KORANNTB.com – Wahana Lingkungan Hidup Indonesia (WALHI) Nusa Tenggara Barat (NTB) mencurigai bahwa skema pertambangan rakyat yang didorong pemerintah bukan semata-mata ditujukan untuk kesejahteraan warga, melainkan bisa menjadi jalan masuk bagi kepentingan korporasi besar.

“Memilih tambang sebagai solusi keluarnya NTB dari kemiskinan harus merefleksikan praktik tata kelola SDA pertambangan yang saat ini sedang berjalan. Selain itu, harus terbuka: ini benar-benar untuk rakyat atau jangan-jangan ada kepentingan korporasi besar yang sedang bergerak,” ujar Ketua WALHI NTB, Amri Nuryadin, Selasa, 15 Juli 2025.

WALHI menilai, alih-alih memberikan kesejahteraan, skema pertambangan rakyat justru berpotensi mengalihkan beban kerusakan lingkungan dari perusahaan besar kepada masyarakat kecil.

“Jangan-jangan ini skema izin yang ada sekadar memindahkan beban kerusakan dari tambang skala industri kepada rakyat, alih-alih menghadirkan kesejahteraan sejati,” katanya lagi.

Link Banner

Ia juga mempertanyakan makna kesejahteraan yang dijanjikan, bila hanya menguntungkan generasi sekarang dan mengorbankan hak-hak generasi mendatang.

“Kesejahteraan yang seperti apa? Kesejahteraan yang hanya untuk generasi sekarang dan memangkas hak dan keadilan antar generasi mendatang? Sungguh kita tidak adil dengan generasi mendatang yang akan hanya mewariskan kerusakan ekologi,” tegasnya.

Isu ini menjadi salah satu sorotan utama dalam Focus Group Discussion bertajuk “Mendorong Tata Kelola Tambang Rakyat yang Berkeadilan melalui Koperasi”, yang digelar Koalisi Masyarakat Sipil untuk Tambang Rakyat pada Senin, 14 Juli 2025 di Mataram.

Direktur Eksekutif Daerah WALHI NTB, Amri Nuryadin, dalam paparannya juga menekankan bahwa kondisi geografis NTB sangat rentan terhadap kerusakan ekologis. Ia menyebut karakter wilayah NTB yang terdiri atas gugusan pulau kecil, sungai-sungai pendek, dan garis pantai yang rapuh membuat aktivitas ekstraktif sangat berisiko.

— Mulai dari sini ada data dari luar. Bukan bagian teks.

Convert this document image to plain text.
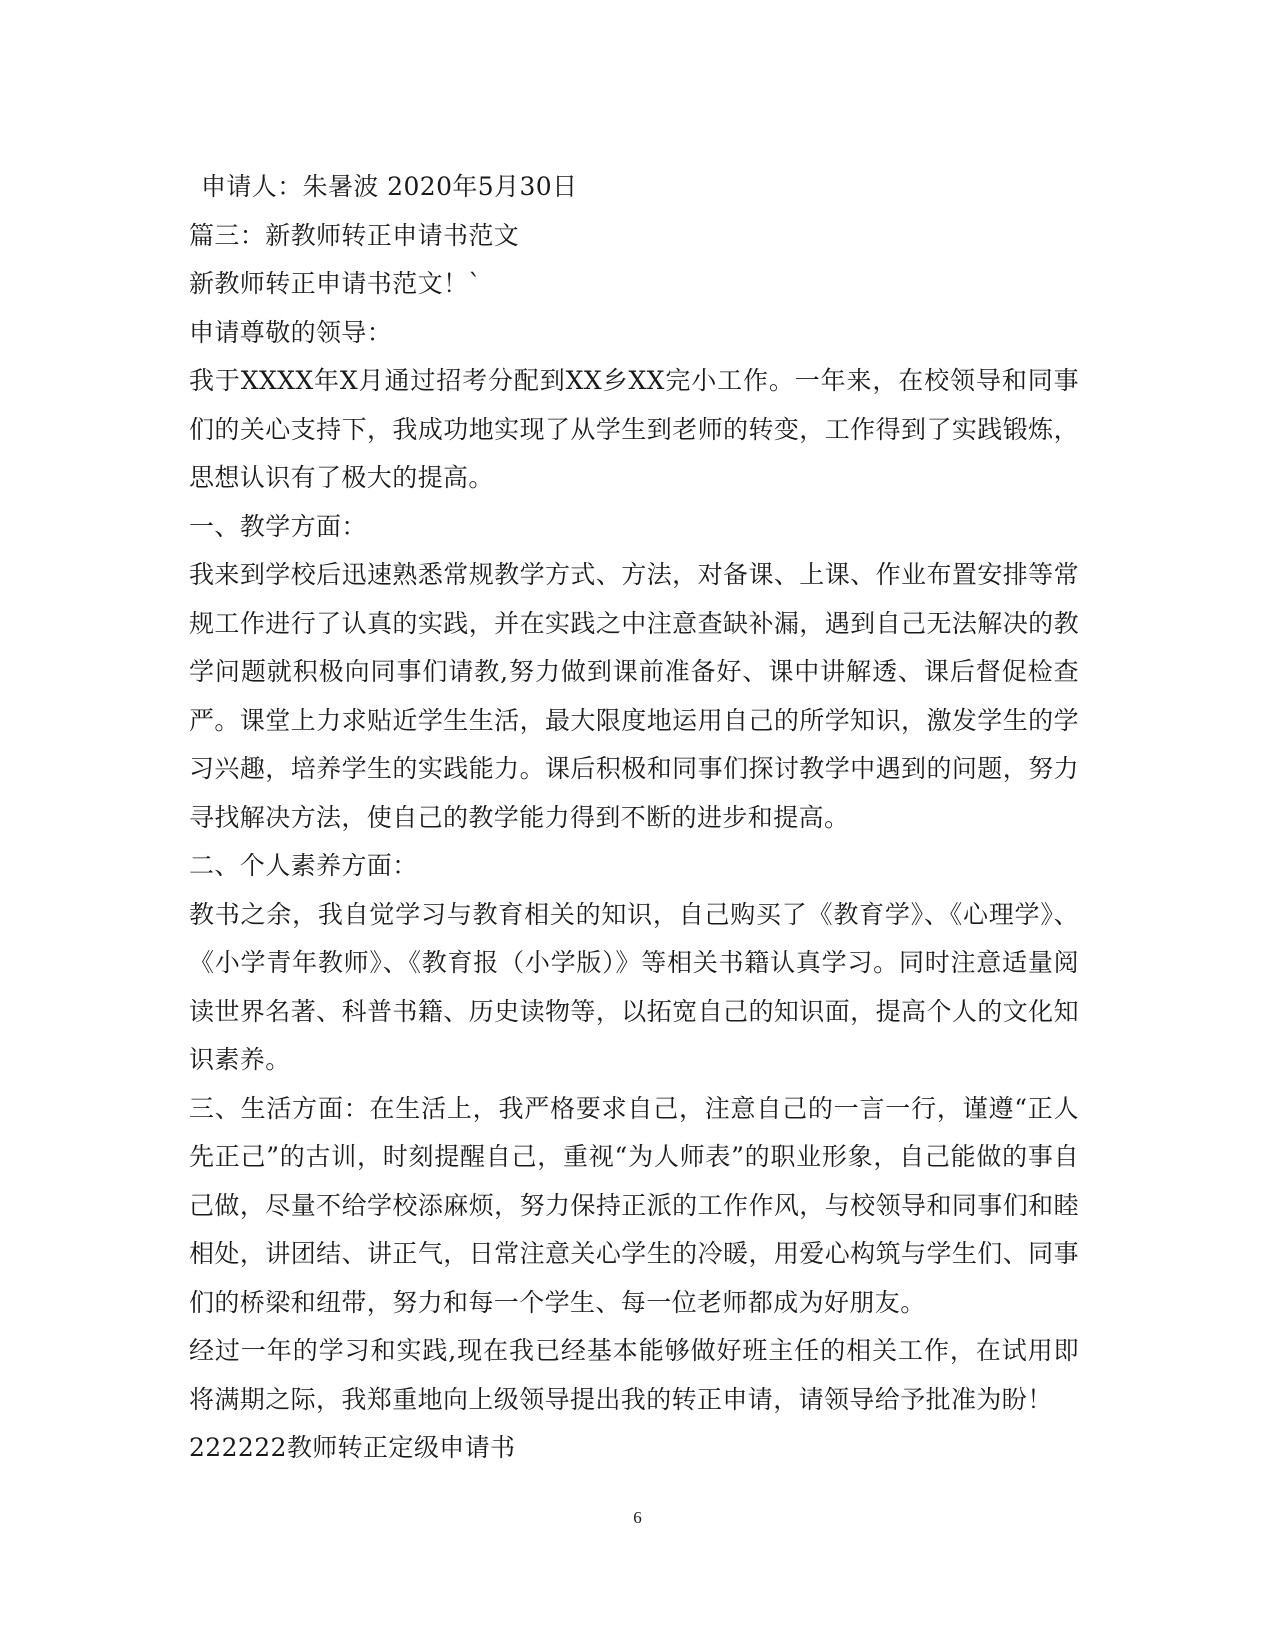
申请人：朱暑波 2020年5月30日

篇三：新教师转正申请书范文

新教师转正申请书范文！`

申请尊敬的领导：

我于XXXX年X月通过招考分配到XX乡XX完小工作。一年来，在校领导和同事们的关心支持下，我成功地实现了从学生到老师的转变，工作得到了实践锻炼，思想认识有了极大的提高。

一、教学方面：

我来到学校后迅速熟悉常规教学方式、方法，对备课、上课、作业布置安排等常规工作进行了认真的实践，并在实践之中注意查缺补漏，遇到自己无法解决的教学问题就积极向同事们请教,努力做到课前准备好、课中讲解透、课后督促检查严。课堂上力求贴近学生生活，最大限度地运用自己的所学知识，激发学生的学习兴趣，培养学生的实践能力。课后积极和同事们探讨教学中遇到的问题，努力寻找解决方法，使自己的教学能力得到不断的进步和提高。

二、个人素养方面：

教书之余，我自觉学习与教育相关的知识，自己购买了《教育学》、《心理学》、《小学青年教师》、《教育报（小学版）》等相关书籍认真学习。同时注意适量阅读世界名著、科普书籍、历史读物等，以拓宽自己的知识面，提高个人的文化知识素养。

三、生活方面：在生活上，我严格要求自己，注意自己的一言一行，谨遵“正人先正己”的古训，时刻提醒自己，重视“为人师表”的职业形象，自己能做的事自己做，尽量不给学校添麻烦，努力保持正派的工作作风，与校领导和同事们和睦相处，讲团结、讲正气，日常注意关心学生的冷暖，用爱心构筑与学生们、同事们的桥梁和纽带，努力和每一个学生、每一位老师都成为好朋友。

经过一年的学习和实践,现在我已经基本能够做好班主任的相关工作，在试用即将满期之际，我郑重地向上级领导提出我的转正申请，请领导给予批准为盼！

222222教师转正定级申请书

6
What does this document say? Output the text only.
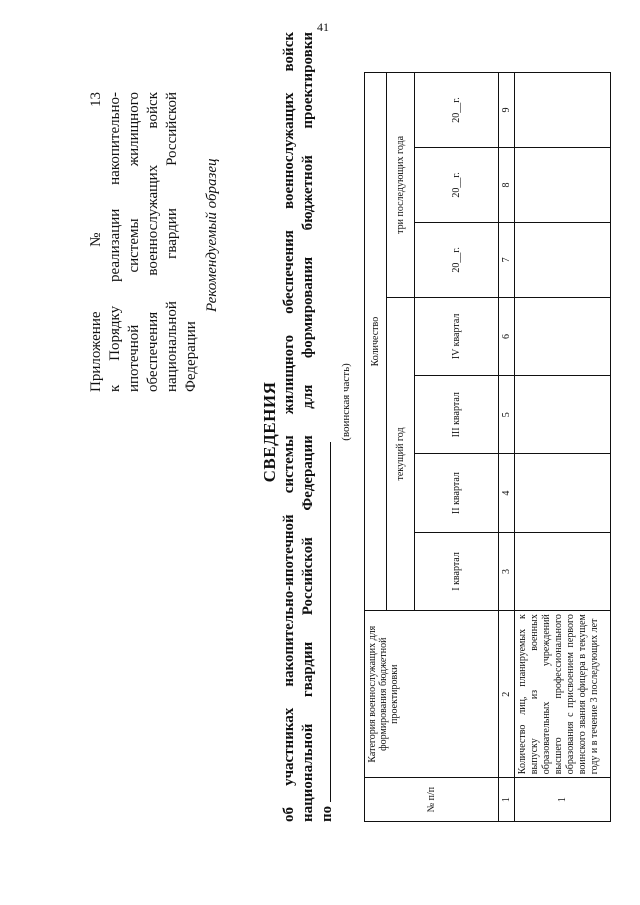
41
Приложение № 13 к Порядку реализации накопительно- ипотечной системы жилищного обеспечения военнослужащих войск национальной гвардии Российской Федерации
Рекомендуемый образец
СВЕДЕНИЯ об участниках накопительно-ипотечной системы жилищного обеспечения военнослужащих войск национальной гвардии Российской Федерации для формирования бюджетной проектировки по
(воинская часть)
№ п/п	Категория военнослужащих для формирования бюджетной проектировки	Количество						
		текущий год				три последующих года		
		I квартал	II квартал	III квартал	IV квартал	20__г.	20__г.	20__г.
1	2	3	4	5	6	7	8	9
1	Количество лиц, планируемых к выпуску из военных образовательных учреждений высшего профессионального образования с присвоением первого воинского звания офицера в текущем году и в течение 3 последующих лет							
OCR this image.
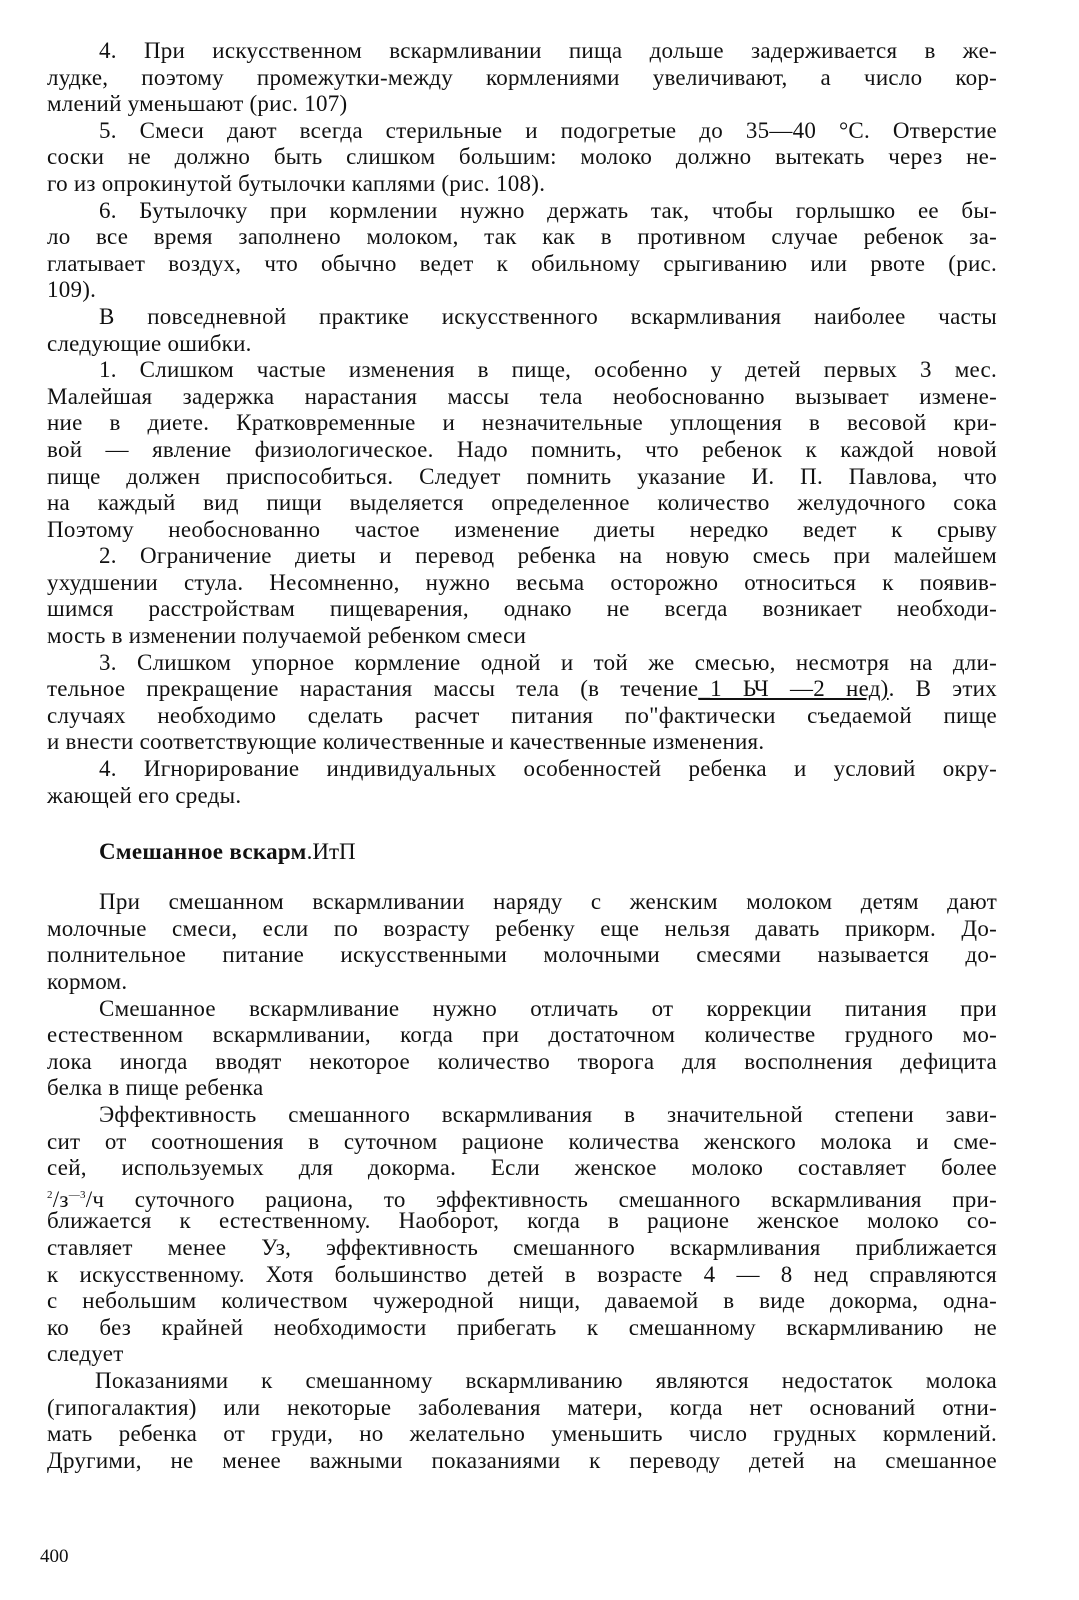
4. При искусственном вскармливании пища дольше задерживается в же-
лудке, поэтому промежутки-между кормлениями увеличивают, а число кор-
млений уменьшают (рис. 107)
5. Смеси дают всегда стерильные и подогретые до 35—40 °С. Отверстие
соски не должно быть слишком большим: молоко должно вытекать через не-
го из опрокинутой бутылочки каплями (рис. 108).
6. Бутылочку при кормлении нужно держать так, чтобы горлышко ее бы-
ло все время заполнено молоком, так как в противном случае ребенок за-
глатывает воздух, что обычно ведет к обильному срыгиванию или рвоте (рис.
109).
В повседневной практике искусственного вскармливания наиболее часты
следующие ошибки.
1. Слишком частые изменения в пище, особенно у детей первых 3 мес.
Малейшая задержка нарастания массы тела необоснованно вызывает измене-
ние в диете. Кратковременные и незначительные уплощения в весовой кри-
вой — явление физиологическое. Надо помнить, что ребенок к каждой новой
пище должен приспособиться. Следует помнить указание И. П. Павлова, что
на каждый вид пищи выделяется определенное количество желудочного сока
Поэтому необоснованно частое изменение диеты нередко ведет к срыву
2. Ограничение диеты и перевод ребенка на новую смесь при малейшем
ухудшении стула. Несомненно, нужно весьма осторожно относиться к появив-
шимся расстройствам пищеварения, однако не всегда возникает необходи-
мость в изменении получаемой ребенком смеси
3. Слишком упорное кормление одной и той же смесью, несмотря на дли-
тельное прекращение нарастания массы тела (в течение_1 ЬЧ —2 нед). В этих
случаях необходимо сделать расчет питания по"фактически съедаемой пище
и внести соответствующие количественные и качественные изменения.
4. Игнорирование индивидуальных особенностей ребенка и условий окру-
жающей его среды.
Смешанное вскарм.ИтП
При смешанном вскармливании наряду с женским молоком детям дают
молочные смеси, если по возрасту ребенку еще нельзя давать прикорм. До-
полнительное питание искусственными молочными смесями называется до-
кормом.
Смешанное вскармливание нужно отличать от коррекции питания при
естественном вскармливании, когда при достаточном количестве грудного мо-
лока иногда вводят некоторое количество творога для восполнения дефицита
белка в пище ребенка
Эффективность смешанного вскармливания в значительной степени зави-
сит от соотношения в суточном рационе количества женского молока и сме-
сей, используемых для докорма. Если женское молоко составляет более
$^2/з^{—3}/ч$ суточного рациона, то эффективность смешанного вскармливания при-
ближается к естественному. Наоборот, когда в рационе женское молоко со-
ставляет менее Уз, эффективность смешанного вскармливания приближается
к искусственному. Хотя большинство детей в возрасте 4 — 8 нед справляются
с небольшим количеством чужеродной нищи, даваемой в виде докорма, одна-
ко без крайней необходимости прибегать к смешанному вскармливанию не
следует
Показаниями к смешанному вскармливанию являются недостаток молока
(гипогалактия) или некоторые заболевания матери, когда нет оснований отни-
мать ребенка от груди, но желательно уменьшить число грудных кормлений.
Другими, не менее важными показаниями к переводу детей на смешанное
400
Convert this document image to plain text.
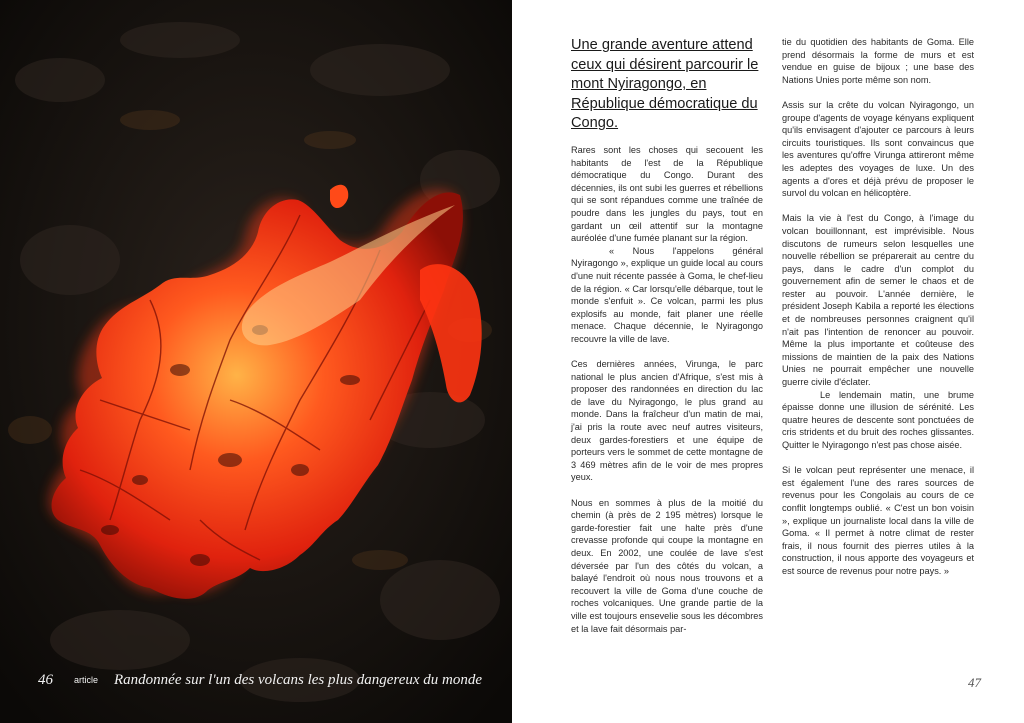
46 article Randonnée sur l'un des volcans les plus dangereux du monde
Une grande aventure attend ceux qui désirent parcourir le mont Nyiragongo, en République démocratique du Congo.

Rares sont les choses qui secouent les habitants de l'est de la République démocratique du Congo. Durant des décennies, ils ont subi les guerres et rébellions qui se sont répandues comme une traînée de poudre dans les jungles du pays, tout en gardant un œil attentif sur la montagne auréolée d'une fumée planant sur la région.

« Nous l'appelons général Nyiragongo », explique un guide local au cours d'une nuit récente passée à Goma, le chef-lieu de la région. « Car lorsqu'elle débarque, tout le monde s'enfuit ». Ce volcan, parmi les plus explosifs au monde, fait planer une réelle menace. Chaque décennie, le Nyiragongo recouvre la ville de lave.

Ces dernières années, Virunga, le parc national le plus ancien d'Afrique, s'est mis à proposer des randonnées en direction du lac de lave du Nyiragongo, le plus grand au monde. Dans la fraîcheur d'un matin de mai, j'ai pris la route avec neuf autres visiteurs, deux gardes-forestiers et une équipe de porteurs vers le sommet de cette montagne de 3 469 mètres afin de le voir de mes propres yeux.

Nous en sommes à plus de la moitié du chemin (à près de 2 195 mètres) lorsque le garde-forestier fait une halte près d'une crevasse profonde qui coupe la montagne en deux. En 2002, une coulée de lave s'est déversée par l'un des côtés du volcan, a balayé l'endroit où nous nous trouvons et a recouvert la ville de Goma d'une couche de roches volcaniques. Une grande partie de la ville est toujours ensevelie sous les décombres et la lave fait désormais par-

tie du quotidien des habitants de Goma. Elle prend désormais la forme de murs et est vendue en guise de bijoux ; une base des Nations Unies porte même son nom.

Assis sur la crête du volcan Nyiragongo, un groupe d'agents de voyage kényans expliquent qu'ils envisagent d'ajouter ce parcours à leurs circuits touristiques. Ils sont convaincus que les aventures qu'offre Virunga attireront même les adeptes des voyages de luxe. Un des agents a d'ores et déjà prévu de proposer le survol du volcan en hélicoptère.

Mais la vie à l'est du Congo, à l'image du volcan bouillonnant, est imprévisible. Nous discutons de rumeurs selon lesquelles une nouvelle rébellion se préparerait au centre du pays, dans le cadre d'un complot du gouvernement afin de semer le chaos et de rester au pouvoir. L'année dernière, le président Joseph Kabila a reporté les élections et de nombreuses personnes craignent qu'il n'ait pas l'intention de renoncer au pouvoir. Même la plus importante et coûteuse des missions de maintien de la paix des Nations Unies ne pourrait empêcher une nouvelle guerre civile d'éclater.

Le lendemain matin, une brume épaisse donne une illusion de sérénité. Les quatre heures de descente sont ponctuées de cris stridents et du bruit des roches glissantes. Quitter le Nyiragongo n'est pas chose aisée.

Si le volcan peut représenter une menace, il est également l'une des rares sources de revenus pour les Congolais au cours de ce conflit longtemps oublié. « C'est un bon voisin », explique un journaliste local dans la ville de Goma. « Il permet à notre climat de rester frais, il nous fournit des pierres utiles à la construction, il nous apporte des voyageurs et est source de revenus pour notre pays. »

47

“Sehingga kalau terjadi satu aktivitas yang mengganggu, itu pasti akan berdampak pada lingkungan dan masyarakat sekitarnya secara cepat,” ujarnya.

Amri juga mengkritik pendekatan tambang rakyat yang hanya menyoroti aspek teknis eksplorasi, tanpa membahas ekosistem secara komprehensif. Ia meragukan klaim bahwa tambang rakyat bisa menjadi jalan keluar dari kemiskinan di NTB.

“Pertambangan dan pariwisata sudah lama mendominasi pendapatan daerah, tetapi NTB tetap berada dalam lingkar kemiskinan. Jangan-jangan ini kutukan sumber daya alam,” katanya.

Ia turut menyinggung kasus PT AMG yang dinilai berdampak pada menurunnya debit air irigasi petani, serta lubang bekas tambang seluas 25 hektare yang dibiarkan tanpa reklamasi.

WALHI juga menyoroti lemahnya mitigasi bencana di NTB, yang tercatat mengalami ratusan kejadian bencana alam sepanjang 2022 hingga 2024.

“Bagaimanapun juga, yang namanya tambang itu skala besar, kecil, pasti merusak. Sudahkah kita bicara mitigasi kebencanaan di NTB ini?” tegas Amri.

Meski begitu, WALHI menyatakan tidak menutup pintu terhadap keterlibatan masyarakat dalam mengelola sumber daya alam. Namun, pengelolaan itu harus dilakukan secara adil, transparan, dan berkelanjutan.

“Tapi kami mendukung kalau rakyat diberikan kesempatan untuk kemudian mengelola SDA. Namun mari hitung dampak dan rancang mitigasi bersama-sama sebelum menambang,” ujar Amri.

WALHI NTB mendesak agar tata kelola tambang rakyat dirancang melalui kolaborasi antara pemerintah daerah, akademisi, dan kelompok masyarakat sipil untuk memastikan keberlanjutan ekologis dan keadilan lintas generasi.